Although mental health awareness has been widespread globally over the past decade, it remains a taboo topic in most parts of Southeast Asia. The journey to catch up with the rest of the world is long and arduous, but Twitch streamers are out here pushing the needle — one stream at a time.


Viewers and streamers alike have always loved the horror genre, but the last two years saw horror games become increasingly co-op and exponentially chaotic. Phasmophobia kicked off the trend in late October 2020 but Dead By Daylight stood the test of time, averaging 28K viewers every month in 2022.

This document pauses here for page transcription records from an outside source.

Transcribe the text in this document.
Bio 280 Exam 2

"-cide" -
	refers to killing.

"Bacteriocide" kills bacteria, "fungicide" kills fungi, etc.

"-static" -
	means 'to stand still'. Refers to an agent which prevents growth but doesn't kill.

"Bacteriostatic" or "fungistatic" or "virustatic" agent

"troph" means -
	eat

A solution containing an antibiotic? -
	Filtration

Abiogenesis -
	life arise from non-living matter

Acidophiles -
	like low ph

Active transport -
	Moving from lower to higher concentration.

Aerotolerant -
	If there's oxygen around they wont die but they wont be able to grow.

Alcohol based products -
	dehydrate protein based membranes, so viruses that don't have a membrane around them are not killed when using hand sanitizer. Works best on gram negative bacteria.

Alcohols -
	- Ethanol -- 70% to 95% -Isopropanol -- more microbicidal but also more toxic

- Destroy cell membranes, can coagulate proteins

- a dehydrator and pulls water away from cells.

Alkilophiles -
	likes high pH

Meanwhile, my friends and I found ourselves immersed in The Dark Pictures Anthology, a cinematic choice-based franchise where you take turns to save (or accidentally kill) a cast of characters using the power of QTEs and bad decisions. However, the real (wallet)saver here was Steam’s Remote Play feature that enabled shared screen co-op with only one player needing to own the game.

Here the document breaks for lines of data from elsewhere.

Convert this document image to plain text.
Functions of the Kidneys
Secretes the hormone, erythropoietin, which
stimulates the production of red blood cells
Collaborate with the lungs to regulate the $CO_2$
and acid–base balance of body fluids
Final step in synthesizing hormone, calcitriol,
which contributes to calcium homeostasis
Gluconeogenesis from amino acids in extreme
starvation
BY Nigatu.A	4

Needless to say, this was not on my 2022 bingo card. Fortnite shot up the Twitch rankings this year when they introduced Zero Build, a game mode that removed the building mechanic. (I know! They removed building! From Fortnite!) That combined with strategic IP integrations ranging from John Cena to Dragon Ball, it’s safe to say Fortnite has secured a space in the spotlight for a while longer. 

Right before the end of the year, another game made a surprising comeback. Overwatch 2 launched early October with a shiny new Battle Pass system, a tweaked Competitive Mode, and a handful of new Heroes. Even as complaints about the sequel flooded the internet, it didn’t change the Twitch stats: 33% more streamers loved it enough to stream it.

It’s worth noting that giants like League of Legends and VALORANT (4th and 5th most popular respectively) are far from being overthrown, but both Fortnite and Overwatch 2 sit comfortably in the Top 10 categories for the time being. 


With new streamers joining Twitch every day, topics relating to stream growth and community management were a constant this past year. On my channel, we host a podcast called Fortcast Fridays where we talk about the Southeast Asian streaming ecosystem and provide helpful resources for growing streamers, while playing a few rounds of Fortnite (because why not?) 

Not only were streamers opening up about their experiences and challenges, but viewers were also invested in their favourite streamers’ growth. That supportive and community-oriented climate has by far been the biggest highlight on Twitch — not just this year, but I hope, every year to come.